10. Siyasette ahlak. Siyasetçi en az güven veren konumunda. Yolsuzluk, malı götürme, yandaşa ihale onda. Siyasi ahlak yasası mutlaka çıkmalı, siyaset kirli olmamalı. Anayasanın 12. maddesi görev ve sorumluluk diyor. Ankara'da bomba patladı 102 çocuğumuz hayatını kaybetti, kimse sorumluluk almadı. Çalışmıyor bu madde, çünkü siyasette ahlak yerlerde sürükleniyor.

11. Güçlü bir sosyal devlet. Eğer Türkiye Cumhuriyeti güçlü bir sosyal devleti inşa edebilirse, gerçek anlamda demokrasiyi inşa etmiş oluruz, sosyal devlet çok önemlidir. Anayasa'nın 60. maddesinde herkes sosyal güvenlik hakkına sahiptir der. Lütuf değil, haktır. İşsizliği, yoksulluğu gidermek zorundasın. Vatandaş bu hakkının farkında değil. STK'lara, sendikalara iş düşüyor. Sosyal devlet üreten devlet demektir. İşsizliği, yoksulluğu ortadan kaldıran ülke demektir. Türkiye bilgi toplumunu yakalamak zorunda. 2002'de Türkiye nüfusunun yüzde 1'i tüm servetin yüzde 39'una sahipti. Bugün toplam servetin yüzde 54,3'üne sahip. Biz refah devletini güçlü kılmazsak, önemli adımlar atamamış oluruz.

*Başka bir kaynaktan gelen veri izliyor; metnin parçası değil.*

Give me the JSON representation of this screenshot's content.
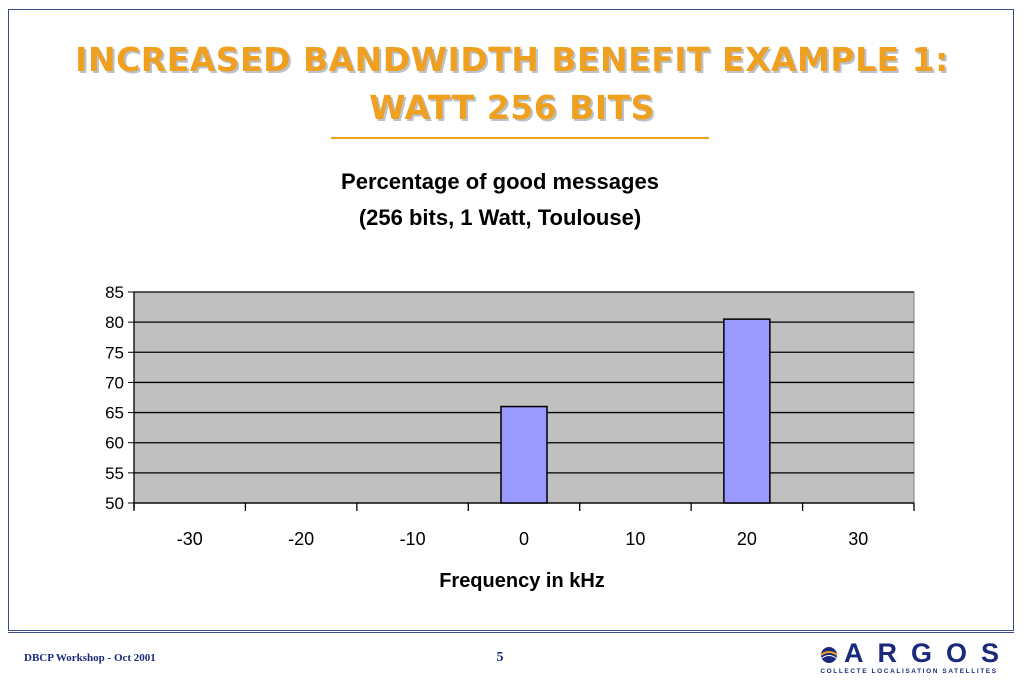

12. Doğa haklarına saygı. Bütün canlılara saygı gösteren bir siyasal anlayışı Türkiye'ye getirmek zorundayız. Anayasa'nın 56. maddesinde, herkes sağlıklı ve dengeli bir çevrede yaşama hakkına sahiptir diyor. Çevreyi geliştirmek, çevre sağlığını korumak ve çevre kirlenmesi önlemek devletin ve vatandaşın ödevidir diyor. Taksim'i düşünün. Cerattepe Artvin. Doğayı savunuyorlar.

13. Kanun önünde eşitlik. Bütün vatandaşlar kanun önünde eşittir. Anayasa madde 10: Herkes kanun önünde eşittir. Kadınlar ve erkekler eşit haklara sahiptir. Devlet bunun yaşama geçmede yükümlüdür. Hiçbir kişiye, aileye, zümreye veya sınıfa imtiyaz tanıyamaz diyor.

14. Toplumsal barış. Biz Osmanlı'dan devraldığımız bir ülkeyiz. Dördüncü bir devrime hazırlanmak zorundayız. Bir arada özgürce yaşamalıyız. Barışımız dinamitlenmiş durumda. Kürt sorununun çözümü demokraside yatıyor. Adres TBMM'dir. Baştan söyledik, tuttuğunuz yol yanlış dedik. Baştan bizi dinleselerdi böyle bir sorun ortaya çıkmayacaktı. Ülkenin bir tarafı kan gölüne dönmüşse, huzur gelmez, bu en çok terör örgütünün işine gelir. Kan akıtmak teröre hizmettir. Herkesi kucaklamak zorundayız.

15. Organ mahkemesine ihtiyaç var. Güçler arasında bir uyuşmazlığı çözecek bir mahkemeye ihtiyaç var.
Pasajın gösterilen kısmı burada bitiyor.